So I had orientation for TJMaxx yesterday (apparently they abbreviate it TJX). In my head, orientation was a group of 7 or 8 people, sitting in a small classroom type setting, watching training videos and filling out paperwork. All I have to say is it was nothing like that. AT ALL. I was supposed to be there at 1:00, but my Manager (1 of many) wasn't even ready for me until like 1:20. So I sat around for 20 minutes just wasting time (paid time might I add, so I can't really complain). While I was sitting at the front of the store, watching customers browse purses (so exciting, I know) I experienced an act of God. I was staring at this big display thingy, that was basically a 3-tier table thing, stacked with handbags, when suddenly this pink one decides to make a break for the door. It goes flying off the shelf (by itself) and lands like 10 feet away. Unfortunately, nobody else saw it, so I picked it up and set it back on the shelf, half expecting it to swan-dive off again. It didn't.

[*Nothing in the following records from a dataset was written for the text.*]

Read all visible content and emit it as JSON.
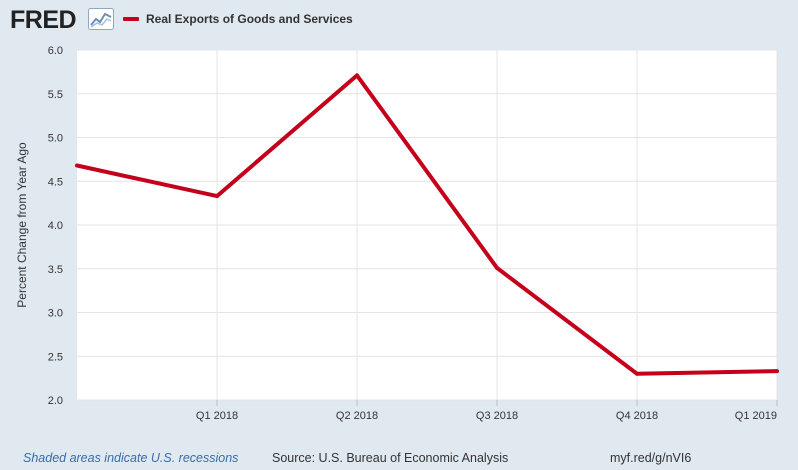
{
  "header": {
    "logo_text": "FRED",
    "legend_label": "Real Exports of Goods and Services",
    "legend_color": "#c4001b"
  },
  "footer": {
    "recession_note": "Shaded areas indicate U.S. recessions",
    "source": "Source: U.S. Bureau of Economic Analysis",
    "short_url": "myf.red/g/nVI6"
  },
  "chart_data": {
    "type": "line",
    "ylabel": "Percent Change from Year Ago",
    "ylim": [
      2.0,
      6.0
    ],
    "yticks": [
      "2.0",
      "2.5",
      "3.0",
      "3.5",
      "4.0",
      "4.5",
      "5.0",
      "5.5",
      "6.0"
    ],
    "xticks": [
      "Q1 2018",
      "Q2 2018",
      "Q3 2018",
      "Q4 2018",
      "Q1 2019"
    ],
    "x": [
      "Q4 2017",
      "Q1 2018",
      "Q2 2018",
      "Q3 2018",
      "Q4 2018",
      "Q1 2019"
    ],
    "grid": true,
    "series": [
      {
        "name": "Real Exports of Goods and Services",
        "color": "#c4001b",
        "values": [
          4.68,
          4.33,
          5.71,
          3.51,
          2.3,
          2.33
        ]
      }
    ]
  }
}
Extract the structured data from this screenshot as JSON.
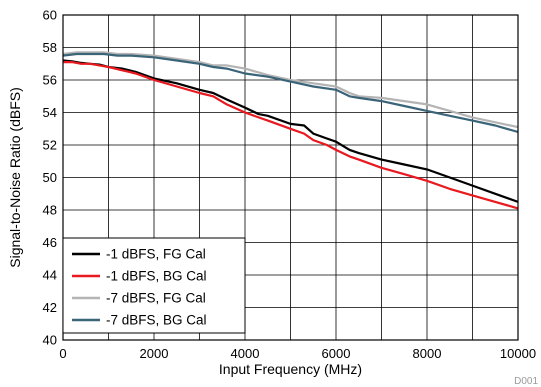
{
  "chart_data": {
    "type": "line",
    "title": "",
    "xlabel": "Input Frequency (MHz)",
    "ylabel": "Signal-to-Noise Ratio (dBFS)",
    "xlim": [
      0,
      10000
    ],
    "ylim": [
      40,
      60
    ],
    "xticks": [
      0,
      2000,
      4000,
      6000,
      8000,
      10000
    ],
    "yticks": [
      40,
      42,
      44,
      46,
      48,
      50,
      52,
      54,
      56,
      58,
      60
    ],
    "grid": true,
    "legend_position": "bottom-left",
    "figure_code": "D001",
    "series": [
      {
        "name": "-1 dBFS, FG Cal",
        "color": "#000000",
        "x": [
          0,
          200,
          400,
          600,
          800,
          1000,
          1300,
          1600,
          2000,
          2500,
          3000,
          3300,
          3600,
          4000,
          4300,
          4500,
          5000,
          5300,
          5500,
          5800,
          6000,
          6300,
          6500,
          7000,
          7500,
          8000,
          8500,
          9000,
          9500,
          10000
        ],
        "values": [
          57.2,
          57.15,
          57.05,
          57.0,
          56.95,
          56.8,
          56.7,
          56.5,
          56.1,
          55.8,
          55.4,
          55.2,
          54.8,
          54.3,
          53.9,
          53.8,
          53.3,
          53.2,
          52.7,
          52.4,
          52.2,
          51.7,
          51.5,
          51.1,
          50.8,
          50.5,
          50.0,
          49.5,
          49.0,
          48.5
        ]
      },
      {
        "name": "-1 dBFS, BG Cal",
        "color": "#e8191f",
        "x": [
          0,
          200,
          400,
          600,
          800,
          1000,
          1300,
          1600,
          2000,
          2500,
          3000,
          3300,
          3600,
          4000,
          4300,
          4500,
          5000,
          5300,
          5500,
          5800,
          6000,
          6300,
          6500,
          7000,
          7500,
          8000,
          8500,
          9000,
          9500,
          10000
        ],
        "values": [
          57.1,
          57.1,
          57.0,
          57.0,
          56.9,
          56.8,
          56.6,
          56.4,
          56.0,
          55.6,
          55.2,
          55.0,
          54.5,
          54.0,
          53.7,
          53.5,
          53.0,
          52.7,
          52.3,
          52.0,
          51.7,
          51.3,
          51.1,
          50.6,
          50.2,
          49.8,
          49.3,
          48.9,
          48.5,
          48.1
        ]
      },
      {
        "name": "-7 dBFS, FG Cal",
        "color": "#b4b4b4",
        "x": [
          0,
          300,
          600,
          900,
          1200,
          1500,
          2000,
          2500,
          3000,
          3300,
          3600,
          4000,
          4500,
          5000,
          5500,
          6000,
          6300,
          6500,
          7000,
          7500,
          8000,
          8500,
          9000,
          9500,
          10000
        ],
        "values": [
          57.6,
          57.7,
          57.7,
          57.7,
          57.6,
          57.6,
          57.5,
          57.3,
          57.1,
          56.9,
          56.9,
          56.7,
          56.3,
          56.0,
          55.8,
          55.6,
          55.2,
          55.0,
          54.9,
          54.7,
          54.5,
          54.1,
          53.7,
          53.4,
          53.1
        ]
      },
      {
        "name": "-7 dBFS, BG Cal",
        "color": "#3a6478",
        "x": [
          0,
          300,
          600,
          900,
          1200,
          1500,
          2000,
          2500,
          3000,
          3300,
          3600,
          4000,
          4500,
          5000,
          5500,
          6000,
          6300,
          6500,
          7000,
          7500,
          8000,
          8500,
          9000,
          9500,
          10000
        ],
        "values": [
          57.5,
          57.6,
          57.6,
          57.6,
          57.5,
          57.5,
          57.4,
          57.2,
          57.0,
          56.8,
          56.7,
          56.4,
          56.2,
          55.9,
          55.6,
          55.4,
          55.0,
          54.9,
          54.7,
          54.4,
          54.1,
          53.8,
          53.5,
          53.2,
          52.8
        ]
      }
    ]
  }
}
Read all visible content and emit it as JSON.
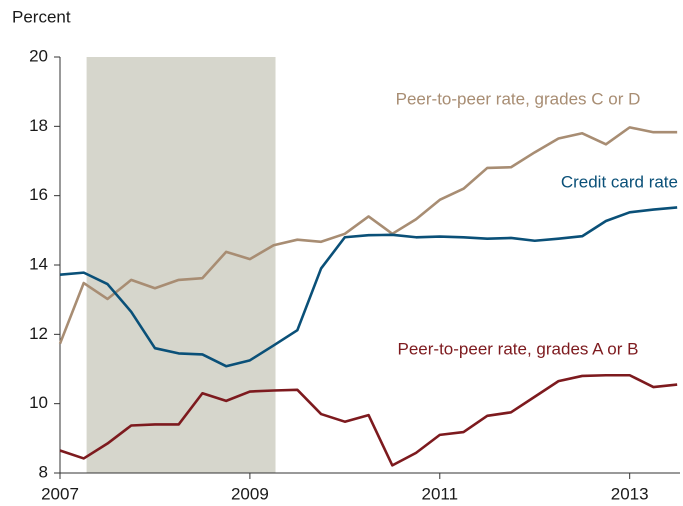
{
  "chart_data": {
    "type": "line",
    "y_axis_label": "Percent",
    "x": [
      2007.0,
      2007.25,
      2007.5,
      2007.75,
      2008.0,
      2008.25,
      2008.5,
      2008.75,
      2009.0,
      2009.25,
      2009.5,
      2009.75,
      2010.0,
      2010.25,
      2010.5,
      2010.75,
      2011.0,
      2011.25,
      2011.5,
      2011.75,
      2012.0,
      2012.25,
      2012.5,
      2012.75,
      2013.0,
      2013.25,
      2013.5
    ],
    "series": [
      {
        "name": "Peer-to-peer rate, grades C or D",
        "color": "#a88d73",
        "values": [
          11.73,
          13.48,
          13.02,
          13.57,
          13.33,
          13.57,
          13.62,
          14.38,
          14.17,
          14.57,
          14.73,
          14.67,
          14.9,
          15.4,
          14.9,
          15.32,
          15.88,
          16.2,
          16.8,
          16.82,
          17.25,
          17.65,
          17.8,
          17.48,
          17.97,
          17.83,
          17.83
        ]
      },
      {
        "name": "Credit card rate",
        "color": "#0a5078",
        "values": [
          13.72,
          13.78,
          13.45,
          12.65,
          11.6,
          11.45,
          11.42,
          11.08,
          11.25,
          11.68,
          12.12,
          13.9,
          14.8,
          14.86,
          14.87,
          14.8,
          14.82,
          14.8,
          14.76,
          14.78,
          14.7,
          14.76,
          14.83,
          15.27,
          15.52,
          15.6,
          15.66
        ]
      },
      {
        "name": "Peer-to-peer rate, grades A or B",
        "color": "#7d1a1e",
        "values": [
          8.65,
          8.42,
          8.85,
          9.37,
          9.4,
          9.4,
          10.3,
          10.08,
          10.35,
          10.38,
          10.4,
          9.7,
          9.48,
          9.67,
          8.22,
          8.58,
          9.1,
          9.18,
          9.65,
          9.75,
          10.2,
          10.65,
          10.8,
          10.82,
          10.82,
          10.48,
          10.55
        ]
      }
    ],
    "shaded_region": {
      "x": [
        2007.28,
        2009.27
      ],
      "color": "#d6d6cc"
    },
    "xlim": [
      2007,
      2013.53
    ],
    "xticks": [
      2007,
      2009,
      2011,
      2013
    ],
    "ylim": [
      8,
      20
    ],
    "yticks": [
      8,
      10,
      12,
      14,
      16,
      18,
      20
    ]
  }
}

Anyway, so finally my manager comes and gets me, and I go back to his office and fill out a shitton of paperwork (employment forms, tax forms, form forms, the usual signing-your-life-away stuff). And after that, he walked me around the store. And by "walked me around the store", I mean he took me into a creepy janitor's closet and locked the door behind us. Needless to say, I was more than a bit uncomfortable about this. Closed spaces + creepy manager + nobody to hear me scream + cleaning chemicals = Me having a mini seizure in a supply closet. But seriously though, he just showed me where the "Big Book of Cleaning Supplies Information" was. And then he made me sign a waiver saying that he showed me where it was so that I couldn't claim he didn't later. 

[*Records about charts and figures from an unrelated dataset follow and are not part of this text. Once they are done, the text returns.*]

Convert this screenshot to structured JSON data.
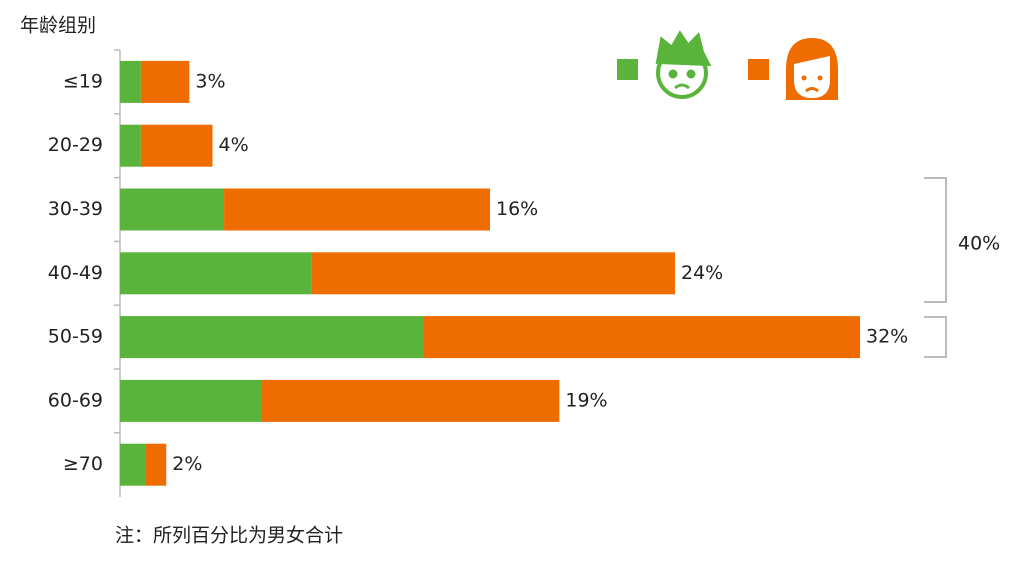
{
  "chart_data": {
    "type": "stacked-barh",
    "title": "年龄组别",
    "categories": [
      "≤19",
      "20-29",
      "30-39",
      "40-49",
      "50-59",
      "60-69",
      "≥70"
    ],
    "series": [
      {
        "color": "#5ab43c",
        "values": [
          0.9,
          0.9,
          4.5,
          8.3,
          13.1,
          6.1,
          1.1
        ]
      },
      {
        "color": "#ee6c00",
        "values": [
          2.1,
          3.1,
          11.5,
          15.7,
          18.9,
          12.9,
          0.9
        ]
      }
    ],
    "total_labels": [
      "3%",
      "4%",
      "16%",
      "24%",
      "32%",
      "19%",
      "2%"
    ],
    "annotation": "40%",
    "note": "注：所列百分比为男女合计"
  }
}
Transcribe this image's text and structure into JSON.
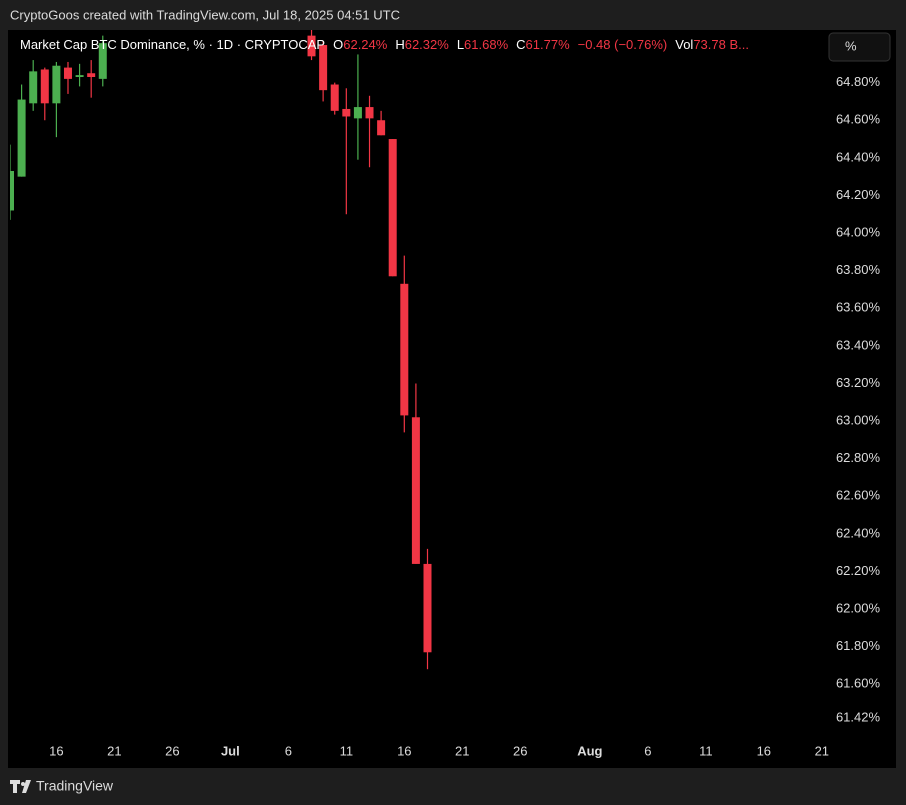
{
  "header": "CryptoGoos created with TradingView.com, Jul 18, 2025 04:51 UTC",
  "footer": "TradingView",
  "chart_data": {
    "type": "candlestick",
    "title": "Market Cap BTC Dominance, % · 1D · CRYPTOCAP",
    "legend": [
      {
        "key": "O",
        "text": "62.24%"
      },
      {
        "key": "H",
        "text": "62.32%"
      },
      {
        "key": "L",
        "text": "61.68%"
      },
      {
        "key": "C",
        "text": "61.77%"
      },
      {
        "text": "−0.48 (−0.76%)"
      },
      {
        "key": "Vol",
        "text": "73.78 B..."
      }
    ],
    "scale_button": "%",
    "up_color": "#4caf50",
    "down_color": "#f23645",
    "x": [
      "2025-06-12",
      "2025-06-13",
      "2025-06-14",
      "2025-06-15",
      "2025-06-16",
      "2025-06-17",
      "2025-06-18",
      "2025-06-19",
      "2025-06-20",
      "2025-07-08",
      "2025-07-09",
      "2025-07-10",
      "2025-07-11",
      "2025-07-12",
      "2025-07-13",
      "2025-07-14",
      "2025-07-15",
      "2025-07-16",
      "2025-07-17",
      "2025-07-18"
    ],
    "open": [
      64.12,
      64.3,
      64.69,
      64.87,
      64.69,
      64.88,
      64.83,
      64.85,
      64.82,
      65.05,
      65.0,
      64.79,
      64.66,
      64.61,
      64.67,
      64.6,
      64.5,
      63.73,
      63.02,
      62.24
    ],
    "high": [
      64.47,
      64.79,
      64.92,
      64.88,
      64.91,
      64.91,
      64.9,
      64.92,
      65.05,
      65.1,
      65.02,
      64.8,
      64.77,
      64.95,
      64.73,
      64.65,
      64.5,
      63.88,
      63.2,
      62.32
    ],
    "low": [
      64.07,
      64.3,
      64.65,
      64.6,
      64.51,
      64.74,
      64.78,
      64.72,
      64.78,
      64.92,
      64.7,
      64.63,
      64.1,
      64.39,
      64.35,
      64.52,
      63.77,
      62.94,
      62.24,
      61.68
    ],
    "close": [
      64.33,
      64.71,
      64.86,
      64.69,
      64.89,
      64.82,
      64.84,
      64.83,
      65.01,
      64.94,
      64.76,
      64.65,
      64.62,
      64.67,
      64.61,
      64.52,
      63.77,
      63.03,
      62.24,
      61.77
    ],
    "xlim": [
      "2025-06-12",
      "2025-08-23"
    ],
    "xticks": [
      {
        "value": "2025-06-16",
        "label": "16"
      },
      {
        "value": "2025-06-21",
        "label": "21"
      },
      {
        "value": "2025-06-26",
        "label": "26"
      },
      {
        "value": "2025-07-01",
        "label": "Jul"
      },
      {
        "value": "2025-07-06",
        "label": "6"
      },
      {
        "value": "2025-07-11",
        "label": "11"
      },
      {
        "value": "2025-07-16",
        "label": "16"
      },
      {
        "value": "2025-07-21",
        "label": "21"
      },
      {
        "value": "2025-07-26",
        "label": "26"
      },
      {
        "value": "2025-08-01",
        "label": "Aug"
      },
      {
        "value": "2025-08-06",
        "label": "6"
      },
      {
        "value": "2025-08-11",
        "label": "11"
      },
      {
        "value": "2025-08-16",
        "label": "16"
      },
      {
        "value": "2025-08-21",
        "label": "21"
      }
    ],
    "ylim": [
      61.33,
      65.08
    ],
    "yticks": [
      {
        "value": 64.8,
        "label": "64.80%"
      },
      {
        "value": 64.6,
        "label": "64.60%"
      },
      {
        "value": 64.4,
        "label": "64.40%"
      },
      {
        "value": 64.2,
        "label": "64.20%"
      },
      {
        "value": 64.0,
        "label": "64.00%"
      },
      {
        "value": 63.8,
        "label": "63.80%"
      },
      {
        "value": 63.6,
        "label": "63.60%"
      },
      {
        "value": 63.4,
        "label": "63.40%"
      },
      {
        "value": 63.2,
        "label": "63.20%"
      },
      {
        "value": 63.0,
        "label": "63.00%"
      },
      {
        "value": 62.8,
        "label": "62.80%"
      },
      {
        "value": 62.6,
        "label": "62.60%"
      },
      {
        "value": 62.4,
        "label": "62.40%"
      },
      {
        "value": 62.2,
        "label": "62.20%"
      },
      {
        "value": 62.0,
        "label": "62.00%"
      },
      {
        "value": 61.8,
        "label": "61.80%"
      },
      {
        "value": 61.6,
        "label": "61.60%"
      },
      {
        "value": 61.42,
        "label": "61.42%"
      }
    ]
  }
}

Then he took me to the break room, plopped me down in a chair, and set out 10 brainwashing videos for me to watch. Then he left. I seriously sat in there for like 3 hours, texting people and half-watching the training videos (only one of which actually told me ANYTHING  about what I would be doing). So yeah, I learned next-to-nothing. The funny thing is, before I even finished watching them, my manger LEFT. Just flat out clocked-out, and left. So I waited 5 minutes before doing the same. Overall, I'd say it was a VERY productive day. Didn't even get my schedule. All I know is that I'm supposed to be in for work at 7 on Monday. I can tell I'm going to like this job.

So yeah, that's what's up in my life right now. Pretty boring huh? 
-Meh

Thursday, December 9, 2010

Got a Job

Yesterday I had an interview for a position at TJMaxx which they call "the cutter". Basically what I'll be doing is opening boxes and moving shit around and getting things organized as fast as I can. They called me back today and told me I could have the job if I wanted it (which I said yes to). So I have orientation tomorrow at 1 in the afternoon.

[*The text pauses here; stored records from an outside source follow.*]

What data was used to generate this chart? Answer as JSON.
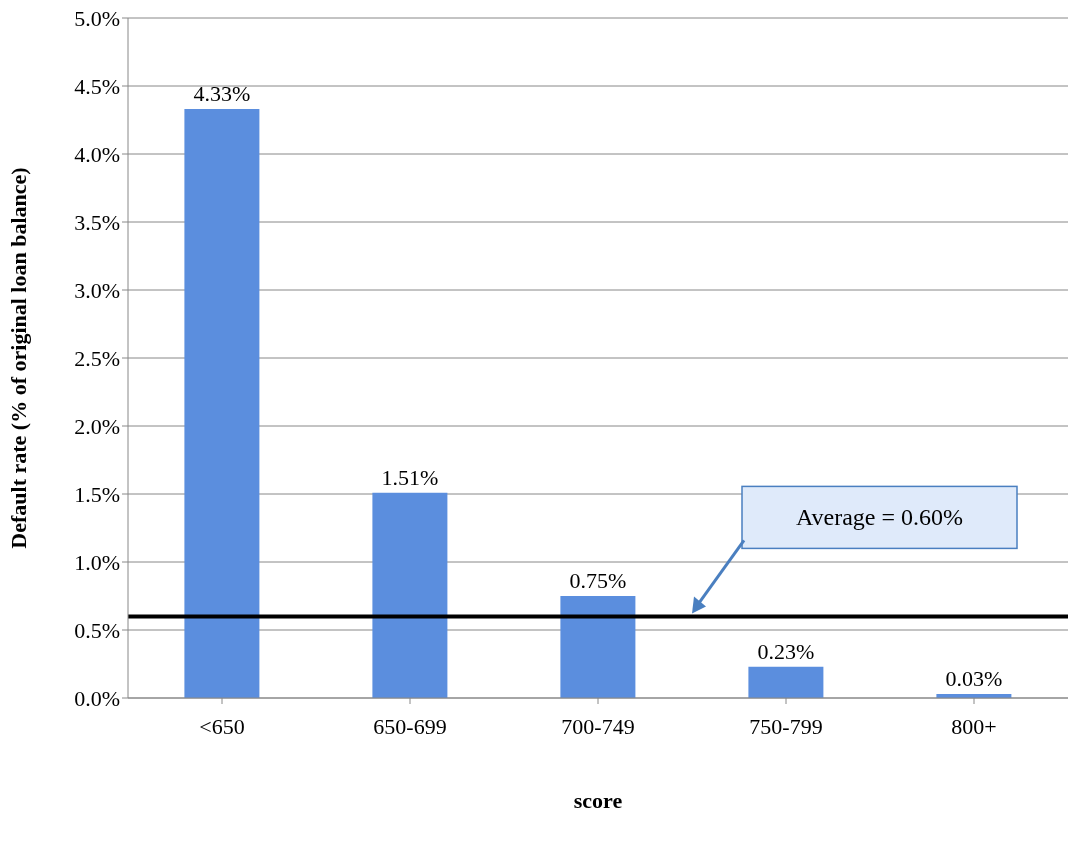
{
  "chart_data": {
    "type": "bar",
    "xlabel": "score",
    "ylabel": "Default rate (% of original loan balance)",
    "categories": [
      "<650",
      "650-699",
      "700-749",
      "750-799",
      "800+"
    ],
    "values": [
      4.33,
      1.51,
      0.75,
      0.23,
      0.03
    ],
    "value_labels": [
      "4.33%",
      "1.51%",
      "0.75%",
      "0.23%",
      "0.03%"
    ],
    "color": "#5b8ede",
    "ylim": [
      0,
      5
    ],
    "yticks": [
      {
        "value": 0,
        "label": "0.0%"
      },
      {
        "value": 0.5,
        "label": "0.5%"
      },
      {
        "value": 1,
        "label": "1.0%"
      },
      {
        "value": 1.5,
        "label": "1.5%"
      },
      {
        "value": 2,
        "label": "2.0%"
      },
      {
        "value": 2.5,
        "label": "2.5%"
      },
      {
        "value": 3,
        "label": "3.0%"
      },
      {
        "value": 3.5,
        "label": "3.5%"
      },
      {
        "value": 4,
        "label": "4.0%"
      },
      {
        "value": 4.5,
        "label": "4.5%"
      },
      {
        "value": 5,
        "label": "5.0%"
      }
    ],
    "grid": "y",
    "ref_lines": [
      {
        "axis": "y",
        "value": 0.6,
        "label": "Average = 0.60%",
        "color": "#000000",
        "line_style": "solid"
      }
    ]
  }
}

The irony, my inner gay is stressing out over what I should wear. Normally, I don't really care, but I want to make at least a DECENT first (ok, maybe second) impression. And since basically the only things in my closet are jeans and plain t-shirts, I'm virtually decided on what I'm going to wear. I mean, I have these two nice button up shirts, one that's black, and one that has these vertical blue and white stripes; so I'll probably wear one of those. But since I only have those two, and I can't wear jeans to work, I seriously need to go pants shopping.

Also, I have this weird feeling about the job. Call it paranoia, or whatever you wish, but I have this unsettling feeling that everyone who works at this particular store is a satanist. I know it's completely moronic to think such a thing, but my spider senses are tingling all over the place about this (gay senses, whatever you want to call it). Or maybe they're part of some cult, or they're all cannibals. the managers seemed nice enough, but I have a bad feeling about them too. Granted, I won't have to spend TOO much time around my co-workers, since I'll only be pulling in about 12-18 hours a week (totally part-time, but you don't hear me complaining, a job is a job), but color be concerned.

Like, whenever I have a bad feeling about something, it tends to come true. And while it isn't a bad feeling as much... pure uncomfortableness (this could just be me, being nervous as fuck), I'm still worried. I'm a worry-wart, I can't help it.

Oh, also, Cody has an interview at Olive Garden on Monday. I think it'd be pretty awesome if all of my friends could get jobs. Like, it'd just be nice. My mom had an interview today at Dish Network, and if she gets the job, she'll be pulling in about 1600$ a month (which means we won't have to live with my bitchy grandparents anymore). So thing's are looking up.

KC and I talked a bit today. Apparently she put in her two weeks notice at Dollar Tree, so her position (cashier, I think) is up for grabs. I told Cody and John to get off their asses and go apply, but I think they both will have forgotten by tomorrow. I'm seriously going to get on their asses about this. If I could get a job, so can they... Even if they have to lower their standards a bit. I'm doing a frickin' minimum wage (that's 7.25 in Arizona bitches) manual labor job for god's sake.

So yeah, that's what's up today.
-Meh

Tuesday, December 7, 2010

I feel like I'm losing my mind.

I'm sitting here, at Monty's house, slowly losing my fucking mind. I can't sleep. I've been trying for basically the past 2 hours. I just toss and turn. My eyes are literally completely wide open. I can barely blink, and I can feel my heart beating. I'm not even on anything, I think I might be having an anxiety attack, but I dunno.